What to do if you signed a contract with a COJ and you're in trouble

  1. Contact a specialty MCA defense attorney immediately. Not a general commercial attorney — someone specifically familiar with MCA contract enforcement.
  2. Don't make partial payments without legal advice. Partial payments can reset default timing or be characterized as acknowledgment of debt, complicating defenses.
  3. Move operating cash out of accounts tied to the funder. If the COJ is filed and judgment served, only accounts at the noticed bank get frozen initially. This isn't fraud — it's defensive cash management. Talk to your attorney about specific timing.
  4. Consider personal bankruptcy if the situation is truly distressed. An automatic stay upon Chapter 7 or 13 filing halts COJ enforcement immediately. This is a consequential decision; consult a bankruptcy attorney.

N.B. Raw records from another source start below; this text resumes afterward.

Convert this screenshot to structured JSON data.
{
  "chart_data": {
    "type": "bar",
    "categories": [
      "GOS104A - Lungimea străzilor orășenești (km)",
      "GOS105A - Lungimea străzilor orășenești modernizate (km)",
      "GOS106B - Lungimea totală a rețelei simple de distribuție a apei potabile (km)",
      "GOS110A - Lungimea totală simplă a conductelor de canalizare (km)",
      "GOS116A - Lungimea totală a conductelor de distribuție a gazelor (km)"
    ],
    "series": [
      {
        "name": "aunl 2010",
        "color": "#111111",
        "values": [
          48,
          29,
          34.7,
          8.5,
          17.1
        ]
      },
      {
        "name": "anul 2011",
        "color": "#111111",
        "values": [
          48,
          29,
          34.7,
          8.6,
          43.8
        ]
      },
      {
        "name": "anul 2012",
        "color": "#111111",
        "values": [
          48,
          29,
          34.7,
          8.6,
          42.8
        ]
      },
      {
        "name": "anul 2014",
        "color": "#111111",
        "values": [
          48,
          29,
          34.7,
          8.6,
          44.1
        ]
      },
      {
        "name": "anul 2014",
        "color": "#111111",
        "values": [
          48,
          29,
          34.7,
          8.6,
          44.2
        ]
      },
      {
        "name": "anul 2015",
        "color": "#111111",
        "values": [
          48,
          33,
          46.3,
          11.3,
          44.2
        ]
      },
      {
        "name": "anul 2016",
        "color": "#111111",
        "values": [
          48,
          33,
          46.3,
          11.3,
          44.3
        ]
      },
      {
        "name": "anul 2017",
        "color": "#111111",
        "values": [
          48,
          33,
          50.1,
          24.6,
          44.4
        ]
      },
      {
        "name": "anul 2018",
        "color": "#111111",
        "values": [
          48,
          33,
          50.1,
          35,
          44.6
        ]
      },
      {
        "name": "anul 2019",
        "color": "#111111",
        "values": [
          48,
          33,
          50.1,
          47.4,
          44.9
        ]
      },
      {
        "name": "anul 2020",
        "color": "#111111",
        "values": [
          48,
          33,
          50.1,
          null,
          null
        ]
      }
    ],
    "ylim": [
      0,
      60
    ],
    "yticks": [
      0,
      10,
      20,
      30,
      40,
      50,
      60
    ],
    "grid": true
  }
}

Frequently asked questions

What is a Confession of Judgment?
A Confession of Judgment (COJ) is a document the merchant signs at the time of the original MCA agreement consenting in advance to a court judgment in the funder's favor if they default. The funder can file the COJ with a court at any time after default and obtain a judgment immediately, without the merchant being notified or given a chance to defend.
Is COJ banned in New York?
Partially. New York's 2019 law (CPLR §3218) prohibits state courts from enforcing COJs against out-of-state defendants. So a NY-based funder can't use COJ against a Texas merchant in NY courts. But the COJ may still be enforceable in the merchant's home state. The federal court enforceability also varies. Many funders restructured agreements to remove or modify COJ clauses after 2019.

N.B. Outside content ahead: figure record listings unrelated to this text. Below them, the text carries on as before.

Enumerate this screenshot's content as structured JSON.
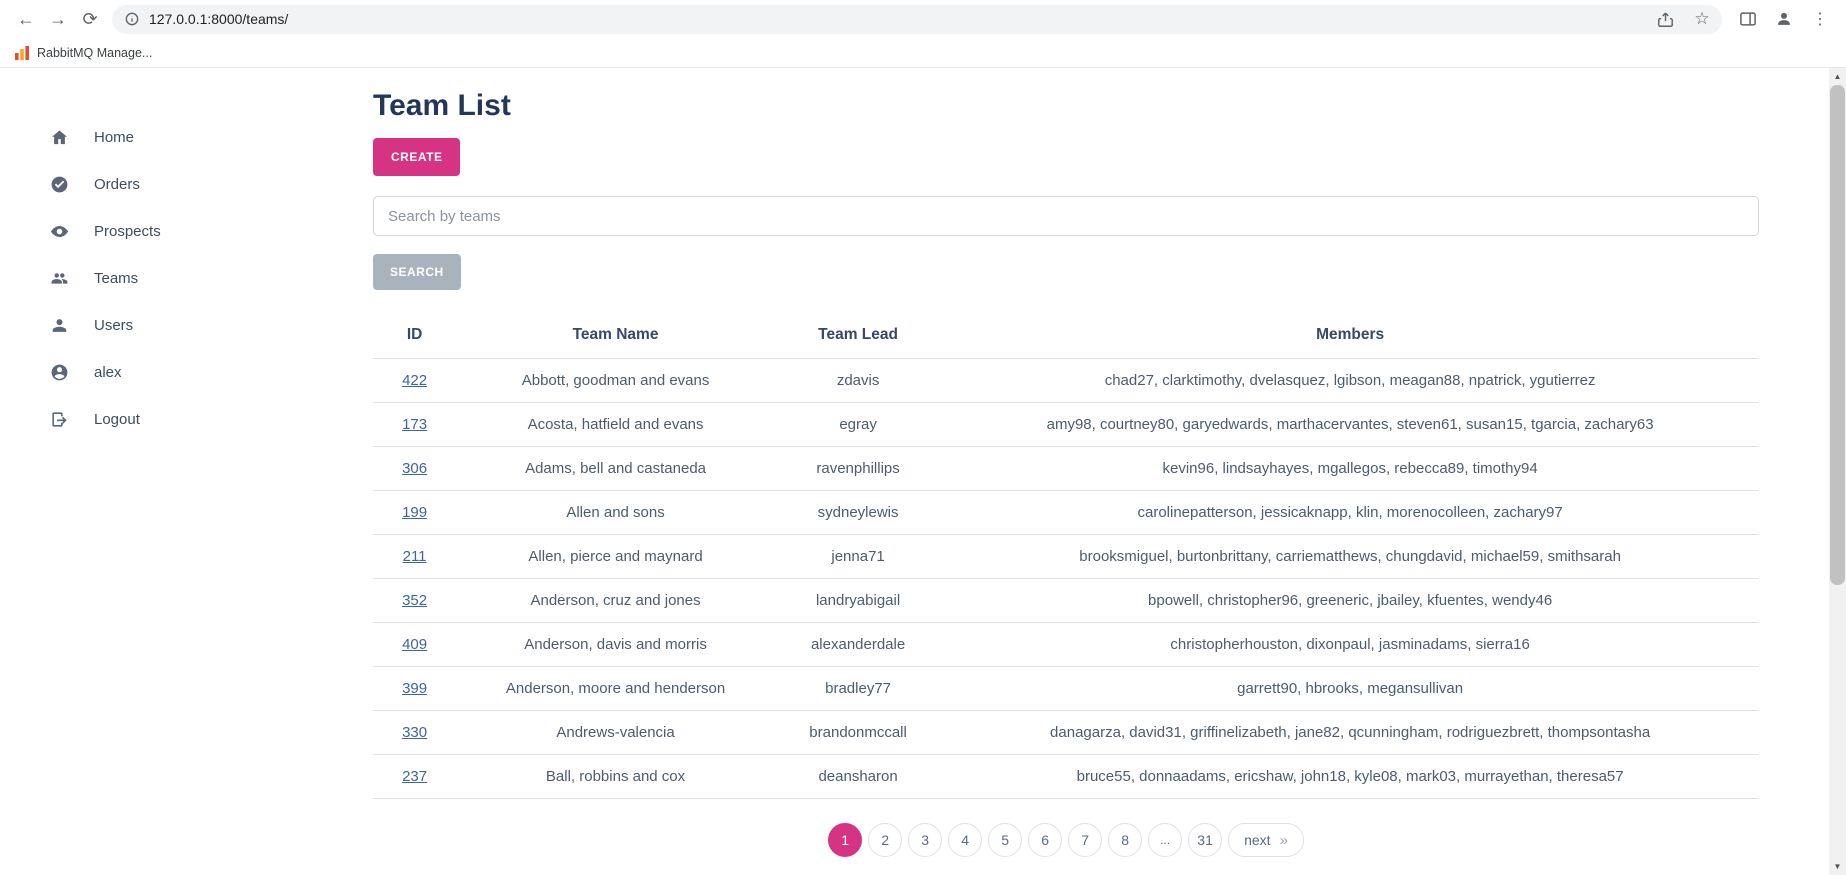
{
  "colors": {
    "accent": "#d63384",
    "link": "#3e63a3",
    "heading": "#24375a",
    "search_button": "#a9b3bd"
  },
  "browser": {
    "url": "127.0.0.1:8000/teams/",
    "bookmark_label": "RabbitMQ Manage..."
  },
  "sidebar": {
    "items": [
      {
        "label": "Home",
        "icon": "home-icon"
      },
      {
        "label": "Orders",
        "icon": "check-circle-icon"
      },
      {
        "label": "Prospects",
        "icon": "eye-icon"
      },
      {
        "label": "Teams",
        "icon": "people-icon"
      },
      {
        "label": "Users",
        "icon": "person-icon"
      },
      {
        "label": "alex",
        "icon": "person-circle-icon"
      },
      {
        "label": "Logout",
        "icon": "logout-icon"
      }
    ]
  },
  "main": {
    "title": "Team List",
    "create_label": "CREATE",
    "search_placeholder": "Search by teams",
    "search_label": "SEARCH",
    "table": {
      "headers": [
        "ID",
        "Team Name",
        "Team Lead",
        "Members"
      ],
      "rows": [
        {
          "id": "422",
          "name": "Abbott, goodman and evans",
          "lead": "zdavis",
          "members": "chad27, clarktimothy, dvelasquez, lgibson, meagan88, npatrick, ygutierrez"
        },
        {
          "id": "173",
          "name": "Acosta, hatfield and evans",
          "lead": "egray",
          "members": "amy98, courtney80, garyedwards, marthacervantes, steven61, susan15, tgarcia, zachary63"
        },
        {
          "id": "306",
          "name": "Adams, bell and castaneda",
          "lead": "ravenphillips",
          "members": "kevin96, lindsayhayes, mgallegos, rebecca89, timothy94"
        },
        {
          "id": "199",
          "name": "Allen and sons",
          "lead": "sydneylewis",
          "members": "carolinepatterson, jessicaknapp, klin, morenocolleen, zachary97"
        },
        {
          "id": "211",
          "name": "Allen, pierce and maynard",
          "lead": "jenna71",
          "members": "brooksmiguel, burtonbrittany, carriematthews, chungdavid, michael59, smithsarah"
        },
        {
          "id": "352",
          "name": "Anderson, cruz and jones",
          "lead": "landryabigail",
          "members": "bpowell, christopher96, greeneric, jbailey, kfuentes, wendy46"
        },
        {
          "id": "409",
          "name": "Anderson, davis and morris",
          "lead": "alexanderdale",
          "members": "christopherhouston, dixonpaul, jasminadams, sierra16"
        },
        {
          "id": "399",
          "name": "Anderson, moore and henderson",
          "lead": "bradley77",
          "members": "garrett90, hbrooks, megansullivan"
        },
        {
          "id": "330",
          "name": "Andrews-valencia",
          "lead": "brandonmccall",
          "members": "danagarza, david31, griffinelizabeth, jane82, qcunningham, rodriguezbrett, thompsontasha"
        },
        {
          "id": "237",
          "name": "Ball, robbins and cox",
          "lead": "deansharon",
          "members": "bruce55, donnaadams, ericshaw, john18, kyle08, mark03, murrayethan, theresa57"
        }
      ]
    },
    "pagination": {
      "pages": [
        "1",
        "2",
        "3",
        "4",
        "5",
        "6",
        "7",
        "8",
        "...",
        "31"
      ],
      "active": "1",
      "next_label": "next",
      "next_arrow": "»"
    }
  }
}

How fast can a COJ freeze my bank account?
Often within 24-72 hours of judgment entry. The funder files the COJ with a court (often without notice to you), the court enters judgment, and the funder serves the judgment on your bank. Your bank is required to freeze the account up to the judgment amount immediately. The first you may know is when your debit card is declined or payroll fails.
Can I challenge a COJ after the fact?
Yes, but it's expensive and slow. You can file a motion to vacate the judgment, typically on grounds of fraud, improper service, or lack of jurisdiction. This is litigation — expect 30-90 days minimum and significant attorney fees. During that period your accounts are still frozen. The practical advice: avoid signing contracts with COJ clauses where possible.
Which MCA funders still use COJ in 2026?
Less common than pre-2019 but still present. C-paper and stacking-focused funders use COJ more frequently than A-paper funders. Most direct A-paper funders (Credibly, OnDeck, Bluevine, Forward Financing) have moved away from COJ as standard. Broker-placed C-paper deals often still include them. Always read sections labeled 'Confession of Judgment', 'Stipulated Judgment', or 'Affidavit of Judgment'.
Can a COJ be enforced against me even if I'm not the business?
If you signed a personal guarantee and a separate COJ as guarantor, yes. The COJ applies to whoever signed it. Some funder agreements have one COJ executed by both the business and the guarantor individually — this means both can be enforced separately. Read carefully who signed what.